Au vu de ce qui précède, la prise en compte de la situation financière de la recourante dans le calcul de l’indemnité due au titre de dommage matériel y compris les frais d’avocat n’est pas critiquable. Pour le surplus, l’autorité intimée s’est fondée à juste titre sur l’art. 3 aOAVI qui, s’agissant du calcul de l’indemnité, distingue le cas où les revenus de la victime ne dépassent pas le montant maximum destiné à la couverture des besoins vitaux fixé à l’art. 3b, 1er alinéa, lettre a de la loi fédérale sur les prestations complémentaires (LPC), celui où les revenus dépassent le quadruple de ce montant et celui où, comme c’est le cas en l’espèce, les revenus se situent  entre ces deux montants. Le calcul effectué par l’autorité intimée sur cette base ne prête pas le flanc à la critique, ce que ne prétend d’ailleurs pas la recourante. En conséquence le montant de 2'007.10 fr. alloué à celle-ci à titre de réparation du dommage matériel doit être confirmé.

7.                Les considérants qui précèdent conduisent à l’admission partielle du recours en tant qu’une indemnité à titre de réparation morale doit être allouée à la recourante. Vu le sort du litige,  la recourante se verra allouer des dépens réduits.


 

Par ces motifs
 la Cour de droit administratif et public
du Tribunal cantonal
arrête:

 

I.                                   Le recours est partiellement admis.

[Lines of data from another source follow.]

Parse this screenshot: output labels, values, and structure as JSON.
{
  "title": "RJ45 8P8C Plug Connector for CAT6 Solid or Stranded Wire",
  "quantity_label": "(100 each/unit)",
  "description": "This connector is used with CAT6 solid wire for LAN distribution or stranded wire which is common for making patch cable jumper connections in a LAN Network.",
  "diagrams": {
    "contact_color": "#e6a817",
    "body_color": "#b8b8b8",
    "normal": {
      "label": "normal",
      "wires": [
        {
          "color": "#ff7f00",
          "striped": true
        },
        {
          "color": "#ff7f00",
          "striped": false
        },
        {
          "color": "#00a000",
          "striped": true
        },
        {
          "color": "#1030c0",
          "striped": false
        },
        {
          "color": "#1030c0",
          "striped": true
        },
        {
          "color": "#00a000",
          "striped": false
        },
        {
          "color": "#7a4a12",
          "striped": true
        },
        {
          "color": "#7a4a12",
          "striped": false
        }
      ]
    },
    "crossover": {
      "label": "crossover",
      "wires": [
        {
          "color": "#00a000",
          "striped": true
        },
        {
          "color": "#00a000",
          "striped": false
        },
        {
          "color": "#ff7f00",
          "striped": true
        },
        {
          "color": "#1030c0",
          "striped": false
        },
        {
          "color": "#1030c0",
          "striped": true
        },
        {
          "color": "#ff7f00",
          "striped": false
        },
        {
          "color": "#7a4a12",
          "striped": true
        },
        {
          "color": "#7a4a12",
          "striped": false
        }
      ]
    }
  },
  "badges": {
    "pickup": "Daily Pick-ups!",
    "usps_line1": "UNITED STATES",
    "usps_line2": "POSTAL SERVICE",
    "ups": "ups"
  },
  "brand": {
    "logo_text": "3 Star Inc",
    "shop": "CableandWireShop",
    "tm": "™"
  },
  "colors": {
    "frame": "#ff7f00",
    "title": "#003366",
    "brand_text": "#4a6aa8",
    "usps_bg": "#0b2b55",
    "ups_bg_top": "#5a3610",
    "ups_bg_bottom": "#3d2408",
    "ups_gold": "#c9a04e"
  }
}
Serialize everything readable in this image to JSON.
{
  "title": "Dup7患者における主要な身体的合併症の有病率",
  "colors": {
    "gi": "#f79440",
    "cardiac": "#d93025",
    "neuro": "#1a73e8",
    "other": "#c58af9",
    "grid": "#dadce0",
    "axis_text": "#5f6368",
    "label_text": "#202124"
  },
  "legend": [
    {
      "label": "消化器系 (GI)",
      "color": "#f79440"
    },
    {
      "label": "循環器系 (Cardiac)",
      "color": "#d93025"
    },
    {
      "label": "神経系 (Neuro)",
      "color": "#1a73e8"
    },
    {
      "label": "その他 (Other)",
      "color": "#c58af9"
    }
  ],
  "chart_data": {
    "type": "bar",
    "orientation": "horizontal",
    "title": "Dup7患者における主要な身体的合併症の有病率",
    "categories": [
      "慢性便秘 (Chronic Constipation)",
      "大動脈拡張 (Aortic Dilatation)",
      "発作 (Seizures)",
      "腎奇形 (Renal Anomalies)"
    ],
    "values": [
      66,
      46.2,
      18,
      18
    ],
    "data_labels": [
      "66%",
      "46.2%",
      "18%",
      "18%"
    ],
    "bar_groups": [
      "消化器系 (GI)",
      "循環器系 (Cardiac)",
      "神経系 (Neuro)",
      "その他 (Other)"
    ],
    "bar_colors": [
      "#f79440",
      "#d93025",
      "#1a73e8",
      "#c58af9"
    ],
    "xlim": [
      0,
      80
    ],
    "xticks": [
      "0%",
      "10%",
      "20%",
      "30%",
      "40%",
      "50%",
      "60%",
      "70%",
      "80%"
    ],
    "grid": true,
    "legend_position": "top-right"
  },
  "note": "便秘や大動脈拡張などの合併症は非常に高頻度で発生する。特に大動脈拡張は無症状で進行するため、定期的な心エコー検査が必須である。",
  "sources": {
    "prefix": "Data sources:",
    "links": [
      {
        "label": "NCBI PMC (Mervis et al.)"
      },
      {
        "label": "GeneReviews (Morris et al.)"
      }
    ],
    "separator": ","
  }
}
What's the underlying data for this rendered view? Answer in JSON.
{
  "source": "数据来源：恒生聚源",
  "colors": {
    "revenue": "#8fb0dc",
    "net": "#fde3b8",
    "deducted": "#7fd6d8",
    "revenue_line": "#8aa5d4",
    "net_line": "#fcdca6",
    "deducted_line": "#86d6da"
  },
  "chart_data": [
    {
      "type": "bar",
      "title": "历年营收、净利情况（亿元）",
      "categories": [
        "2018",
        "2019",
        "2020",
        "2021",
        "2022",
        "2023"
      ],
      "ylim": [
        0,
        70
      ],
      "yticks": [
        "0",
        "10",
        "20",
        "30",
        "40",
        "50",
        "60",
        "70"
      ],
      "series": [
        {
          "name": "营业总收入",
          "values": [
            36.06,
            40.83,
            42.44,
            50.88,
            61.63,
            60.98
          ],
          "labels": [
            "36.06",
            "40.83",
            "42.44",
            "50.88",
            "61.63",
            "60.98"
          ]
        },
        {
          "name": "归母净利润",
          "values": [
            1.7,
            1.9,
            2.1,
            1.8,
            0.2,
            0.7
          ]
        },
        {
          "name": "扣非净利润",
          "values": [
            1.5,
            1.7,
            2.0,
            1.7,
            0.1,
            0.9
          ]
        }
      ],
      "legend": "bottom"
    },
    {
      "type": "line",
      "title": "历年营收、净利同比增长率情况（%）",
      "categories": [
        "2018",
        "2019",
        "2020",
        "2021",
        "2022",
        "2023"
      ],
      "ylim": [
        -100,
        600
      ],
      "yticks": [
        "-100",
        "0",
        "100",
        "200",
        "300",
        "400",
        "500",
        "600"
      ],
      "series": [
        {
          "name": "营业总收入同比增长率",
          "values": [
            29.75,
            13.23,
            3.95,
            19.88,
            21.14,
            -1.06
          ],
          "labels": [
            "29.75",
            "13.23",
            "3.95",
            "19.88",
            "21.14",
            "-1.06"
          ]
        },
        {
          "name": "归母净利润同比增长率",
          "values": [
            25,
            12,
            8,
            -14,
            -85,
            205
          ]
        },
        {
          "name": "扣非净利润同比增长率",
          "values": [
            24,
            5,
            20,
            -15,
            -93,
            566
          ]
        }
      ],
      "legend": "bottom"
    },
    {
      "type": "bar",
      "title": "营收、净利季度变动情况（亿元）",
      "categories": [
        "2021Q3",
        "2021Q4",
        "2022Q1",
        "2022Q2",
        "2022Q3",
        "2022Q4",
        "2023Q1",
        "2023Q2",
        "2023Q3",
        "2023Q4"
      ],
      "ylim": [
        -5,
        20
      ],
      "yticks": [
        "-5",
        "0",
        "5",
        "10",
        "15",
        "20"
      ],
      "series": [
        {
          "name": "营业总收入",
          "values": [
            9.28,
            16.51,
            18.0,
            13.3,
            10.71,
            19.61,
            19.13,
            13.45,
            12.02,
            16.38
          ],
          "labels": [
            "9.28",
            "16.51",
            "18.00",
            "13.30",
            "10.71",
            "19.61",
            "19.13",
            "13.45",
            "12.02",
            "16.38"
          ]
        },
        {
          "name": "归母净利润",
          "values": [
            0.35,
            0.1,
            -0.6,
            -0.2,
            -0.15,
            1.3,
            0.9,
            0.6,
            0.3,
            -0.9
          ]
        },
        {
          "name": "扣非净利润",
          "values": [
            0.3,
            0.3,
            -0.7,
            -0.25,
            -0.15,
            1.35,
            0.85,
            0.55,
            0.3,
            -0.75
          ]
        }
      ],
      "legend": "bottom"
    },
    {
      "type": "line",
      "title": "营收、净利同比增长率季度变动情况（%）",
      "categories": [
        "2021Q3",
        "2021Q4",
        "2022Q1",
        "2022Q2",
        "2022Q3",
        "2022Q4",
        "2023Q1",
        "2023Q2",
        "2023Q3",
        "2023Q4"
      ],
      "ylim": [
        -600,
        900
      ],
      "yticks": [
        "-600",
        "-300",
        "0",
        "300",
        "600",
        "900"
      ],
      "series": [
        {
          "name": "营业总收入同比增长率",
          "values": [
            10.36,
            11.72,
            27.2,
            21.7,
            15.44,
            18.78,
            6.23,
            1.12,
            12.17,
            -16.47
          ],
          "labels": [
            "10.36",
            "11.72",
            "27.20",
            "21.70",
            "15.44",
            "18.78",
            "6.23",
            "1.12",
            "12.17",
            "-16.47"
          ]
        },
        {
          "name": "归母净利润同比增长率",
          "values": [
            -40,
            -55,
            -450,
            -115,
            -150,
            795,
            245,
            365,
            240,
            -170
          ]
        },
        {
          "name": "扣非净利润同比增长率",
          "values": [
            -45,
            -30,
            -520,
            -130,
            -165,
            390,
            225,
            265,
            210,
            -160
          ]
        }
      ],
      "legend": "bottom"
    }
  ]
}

II.                                 La décision du 13 juillet 2009 du Département des institutions et des relations extérieures (DIRE) est réformée en ce sens que le DIRE allouera à X.________ la somme de 2000 (deux mille) francs à titre de réparation morale avec intérêts à 5% dès le 11 février 2005.  

III.                                La décision du 13 juillet 2009 est confirmée pour le surplus.

IV.                              Le DIRE versera à X.________ une indemnité de 600 (six cents)  francs à titre de dépens.

Lausanne, le 28 décembre 2009

 

Le président:                                                                                             La greffière :


 

 

 

                                                                                                                 

Le présent arrêt est communiqué aux destinataires de l'avis d'envoi ci-joint.

Il peut faire l'objet, dans les trente jours suivant sa notification, d'un recours au Tribunal fédéral. Le recours en matière de droit public s'exerce aux conditions des articles 82 ss de la loi du 17 juin 2005 sur le Tribunal fédéral (LTF - RS 173.110), le recours constitutionnel subsidiaire à celles des articles 113 ss LTF. Le mémoire de recours doit être rédigé dans une langue officielle, indiquer les conclusions, les motifs et les moyens de preuve, et être signé. Les motifs doivent exposer succinctement en quoi l’acte attaqué viole le droit. Les pièces invoquées comme moyens de preuve doivent être jointes au mémoire, pour autant qu’elles soient en mains de la partie; il en va de même de la décision attaquée.